项目总结/摘要 综合术语“足细胞病”代表了一个定义不明确的诊断实体，其包括广泛的 肾小球疾病的组织学模式谱，均以肾小球结构变化为特征， 过滤器和蛋白尿。目前对这组不同疾病的病理机制的认识是有限的， 除了少数有希望的研究外，还没有提供实质性的治疗指导。 在病理学上，足细胞丢失仍然是唯一统一的观察结果，并与疾病密切相关 进展最近，足细胞死亡被认为是足细胞损失的关键途径，尽管足细胞死亡是一个非常重要的因素。 分子机制仍然难以捉摸。Hic-5是LIM结构域蛋白家族的一员， 足细胞沿着肾小球滤过屏障。与纯函数不同， 粘着斑蛋白，我们的新的初步数据表明，在足细胞中hic-5的促生存作用， 伤害事件。
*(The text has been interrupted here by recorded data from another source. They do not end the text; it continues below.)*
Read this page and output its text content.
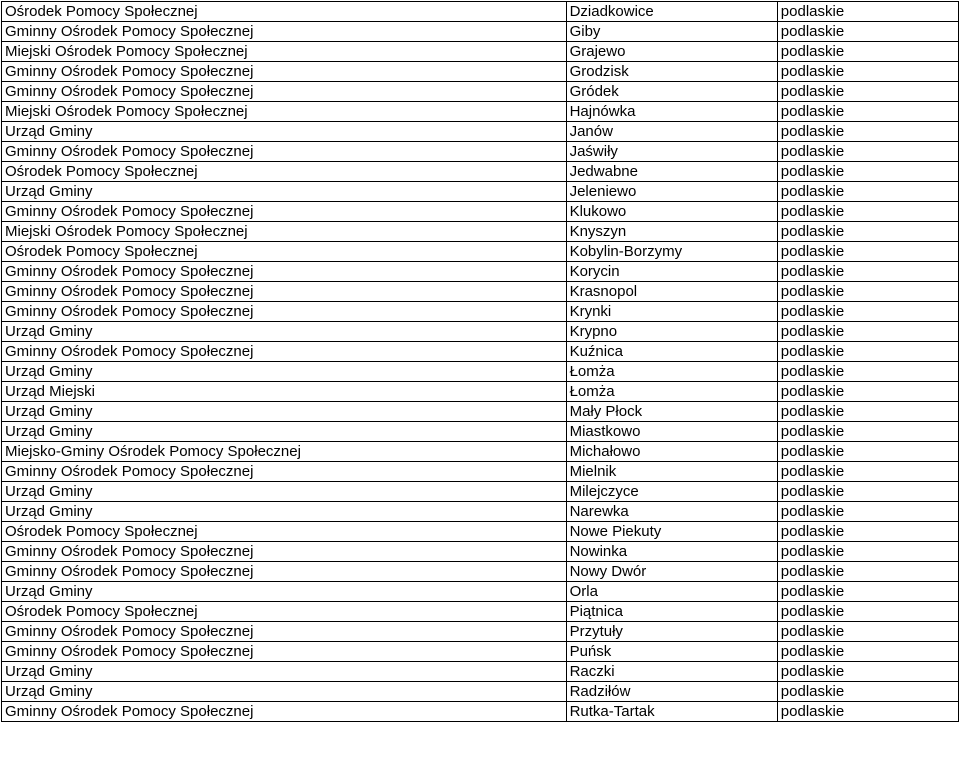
Ośrodek Pomocy Społecznej	Dziadkowice	podlaskie
Gminny Ośrodek Pomocy Społecznej	Giby	podlaskie
Miejski Ośrodek Pomocy Społecznej	Grajewo	podlaskie
Gminny Ośrodek Pomocy Społecznej	Grodzisk	podlaskie
Gminny Ośrodek Pomocy Społecznej	Gródek	podlaskie
Miejski Ośrodek Pomocy Społecznej	Hajnówka	podlaskie
Urząd Gminy	Janów	podlaskie
Gminny Ośrodek Pomocy Społecznej	Jaświły	podlaskie
Ośrodek Pomocy Społecznej	Jedwabne	podlaskie
Urząd Gminy	Jeleniewo	podlaskie
Gminny Ośrodek Pomocy Społecznej	Klukowo	podlaskie
Miejski Ośrodek Pomocy Społecznej	Knyszyn	podlaskie
Ośrodek Pomocy Społecznej	Kobylin-Borzymy	podlaskie
Gminny Ośrodek Pomocy Społecznej	Korycin	podlaskie
Gminny Ośrodek Pomocy Społecznej	Krasnopol	podlaskie
Gminny Ośrodek Pomocy Społecznej	Krynki	podlaskie
Urząd Gminy	Krypno	podlaskie
Gminny Ośrodek Pomocy Społecznej	Kuźnica	podlaskie
Urząd Gminy	Łomża	podlaskie
Urząd Miejski	Łomża	podlaskie
Urząd Gminy	Mały Płock	podlaskie
Urząd Gminy	Miastkowo	podlaskie
Miejsko-Gminy Ośrodek Pomocy Społecznej	Michałowo	podlaskie
Gminny Ośrodek Pomocy Społecznej	Mielnik	podlaskie
Urząd Gminy	Milejczyce	podlaskie
Urząd Gminy	Narewka	podlaskie
Ośrodek Pomocy Społecznej	Nowe Piekuty	podlaskie
Gminny Ośrodek Pomocy Społecznej	Nowinka	podlaskie
Gminny Ośrodek Pomocy Społecznej	Nowy Dwór	podlaskie
Urząd Gminy	Orla	podlaskie
Ośrodek Pomocy Społecznej	Piątnica	podlaskie
Gminny Ośrodek Pomocy Społecznej	Przytuły	podlaskie
Gminny Ośrodek Pomocy Społecznej	Puńsk	podlaskie
Urząd Gminy	Raczki	podlaskie
Urząd Gminy	Radziłów	podlaskie
Gminny Ośrodek Pomocy Społecznej	Rutka-Tartak	podlaskie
具体地说，我们的研究结果表明，HIC-5通过介导细胞凋亡来保护足细胞。 通过在体外和体内基因毒性应激后稳定p21来控制细胞周期，从而维持 肾小球滤过屏障的结构完整性，改善蛋白尿和预防肾小球滤过 疤痕本研究的主要目的是阐明hic-5在足细胞凋亡后的促生存作用。 通过研究其对细胞周期检查点控制的影响来研究损伤。具体来说，我们的目标是：1）定义一个分子 水平hic-5如何介导DNA损伤后足细胞细胞周期的变化，通过使用足细胞细胞系， 体外和小鼠阿霉素肾病作为体内遗传毒性肾小球损伤模型;和2）检查 足细胞足突中HIC-5的存在是否导致促存活信号的激活， 通过使用创新的超分辨率免疫荧光显微镜技术， 证实了我们在人类疾病中的发现理解hic-5在预防足细胞损失中的作用， 调节足细胞的细胞周期可能会指导我们努力发现肾单位损失的途径， 预后生物标志物，并开发针对蛋白尿肾病的靶向足细胞特异性疗法。